When the VFS resolved /mnt/bin:

  1. "mnt" → initramfs /mnt (inode 296) → mount crossing to ext2 root
  2. "bin" → ext2 lookup returns /bin/ with inode 12
  3. Mount table check: inode 12 → hit → cgroup2 filesystem

The ext2 bin/ directory was being transparently replaced by the cgroup2 filesystem root. Every path through /mnt/bin saw cgroup control files instead of Alpine binaries.

The fix: composite mount keys

The fix is to include a filesystem identifier in the mount key. Each filesystem instance gets a unique device ID from a global atomic counter:

#![allow(unused)]
fn main() {
pub fn alloc_dev_id() -> usize {
    static NEXT_DEV_ID: AtomicUsize = AtomicUsize::new(1);
    NEXT_DEV_ID.fetch_add(1, Ordering::Relaxed)
}
}

The mount table key changes from bare INodeNo to a composite MountKey(dev_id, inode_no):

#![allow(unused)]
fn main() {
pub struct MountKey {
    pub dev_id: usize,
    pub inode_no: INodeNo,
}
}

The Directory trait gets dev_id() and mount_key() methods. Each filesystem propagates its unique dev_id to every directory it creates. TmpFs, ext2, and initramfs all participate.

Now the sysfs cgroup directory has mount key (3, 12) and the ext2 bin/ directory has mount key (5, 12) — different dev_ids, no collision.

Why this was invisible until now

The collision requires:

  1. Multiple TmpFs-backed filesystems consuming from the shared inode counter
  2. An ext2 filesystem whose inode assignments happen to overlap
  3. A mount on one of the overlapping inodes

Before the Alpine disk test, the only ext2 image was the 16MB test disk with a handful of files. Its inode numbers didn't overlap with the sysfs counter. The Alpine minirootfs, with 500+ files in a depth-first layout starting from inode 12, hit the exact range consumed by sysfs during boot.

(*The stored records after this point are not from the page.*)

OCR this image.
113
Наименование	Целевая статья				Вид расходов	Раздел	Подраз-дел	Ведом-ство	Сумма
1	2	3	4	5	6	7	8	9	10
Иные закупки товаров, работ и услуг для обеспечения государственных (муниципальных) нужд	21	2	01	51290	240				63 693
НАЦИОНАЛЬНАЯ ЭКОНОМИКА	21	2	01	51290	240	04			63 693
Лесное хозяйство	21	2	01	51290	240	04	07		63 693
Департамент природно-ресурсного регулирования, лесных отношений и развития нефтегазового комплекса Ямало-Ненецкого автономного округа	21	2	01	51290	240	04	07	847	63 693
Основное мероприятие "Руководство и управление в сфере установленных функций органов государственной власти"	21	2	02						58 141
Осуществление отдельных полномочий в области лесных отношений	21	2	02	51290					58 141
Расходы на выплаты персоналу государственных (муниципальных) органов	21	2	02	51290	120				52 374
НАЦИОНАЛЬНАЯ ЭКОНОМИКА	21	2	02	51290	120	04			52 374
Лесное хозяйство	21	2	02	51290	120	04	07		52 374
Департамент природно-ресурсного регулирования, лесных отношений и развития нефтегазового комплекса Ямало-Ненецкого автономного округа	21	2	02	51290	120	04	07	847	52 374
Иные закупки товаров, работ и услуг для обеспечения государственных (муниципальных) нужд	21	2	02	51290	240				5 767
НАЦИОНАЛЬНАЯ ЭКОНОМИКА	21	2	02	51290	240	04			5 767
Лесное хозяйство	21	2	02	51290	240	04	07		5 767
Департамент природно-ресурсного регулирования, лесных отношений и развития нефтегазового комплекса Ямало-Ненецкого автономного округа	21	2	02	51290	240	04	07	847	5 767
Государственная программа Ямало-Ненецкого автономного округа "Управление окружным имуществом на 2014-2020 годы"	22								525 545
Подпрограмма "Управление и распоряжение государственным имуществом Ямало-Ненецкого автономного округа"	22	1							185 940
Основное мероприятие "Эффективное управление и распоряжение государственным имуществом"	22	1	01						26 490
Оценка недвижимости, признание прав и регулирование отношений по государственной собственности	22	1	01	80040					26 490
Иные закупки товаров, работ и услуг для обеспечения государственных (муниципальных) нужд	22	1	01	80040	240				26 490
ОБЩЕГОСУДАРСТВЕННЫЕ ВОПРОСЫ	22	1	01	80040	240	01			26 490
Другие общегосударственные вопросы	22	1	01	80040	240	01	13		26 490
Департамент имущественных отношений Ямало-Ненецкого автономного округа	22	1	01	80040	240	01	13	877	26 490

This is the same class of bug that Unix solved decades ago with device numbers: inode numbers are only unique within a filesystem, and any global table indexed by inode must also include the device. Linux uses (dev_t, ino_t) pairs throughout its mount infrastructure for exactly this reason.

The test harness

The Alpine integration test (testing/test_alpine.c) validates 7 layers with dependency tracking:

LayerTestsDepends on
1. Foundationext2 mount, file existence, stat
2. ext2 Writecreate, mkdir, symlink, rename, large fileLayer 1
3. chroot + Dynlinkbusybox --help, apk --versionLayer 1
4. APK Databaseapk info, package countLayer 3
5. DNSUDP to 10.0.2.3:53, parse A record
6. TCP HTTPconnect + GET APKINDEX.tar.gzLayer 5
7. apk updatefull package index downloadLayers 3+6

If a layer fails, downstream layers are skipped with clear reporting. The mount key fix unblocked layers 1-2. Layers 3-7 exercise chroot, dynamic linking, DNS, TCP, and the full Alpine package manager.

Debug cleanup

The networking investigation from prior sessions left scattered debug logging across the kernel:

  • POP_COUNT + warn in virtio-net IRQ handler
  • RX_COUNT + packet parser in smoltcp receive path
  • Interface IP dump in UDP sendto

All removed. The permanent improvements (rx_virtq notify fix, UDP connect, process_packets calls, deferred job timer integration) stay.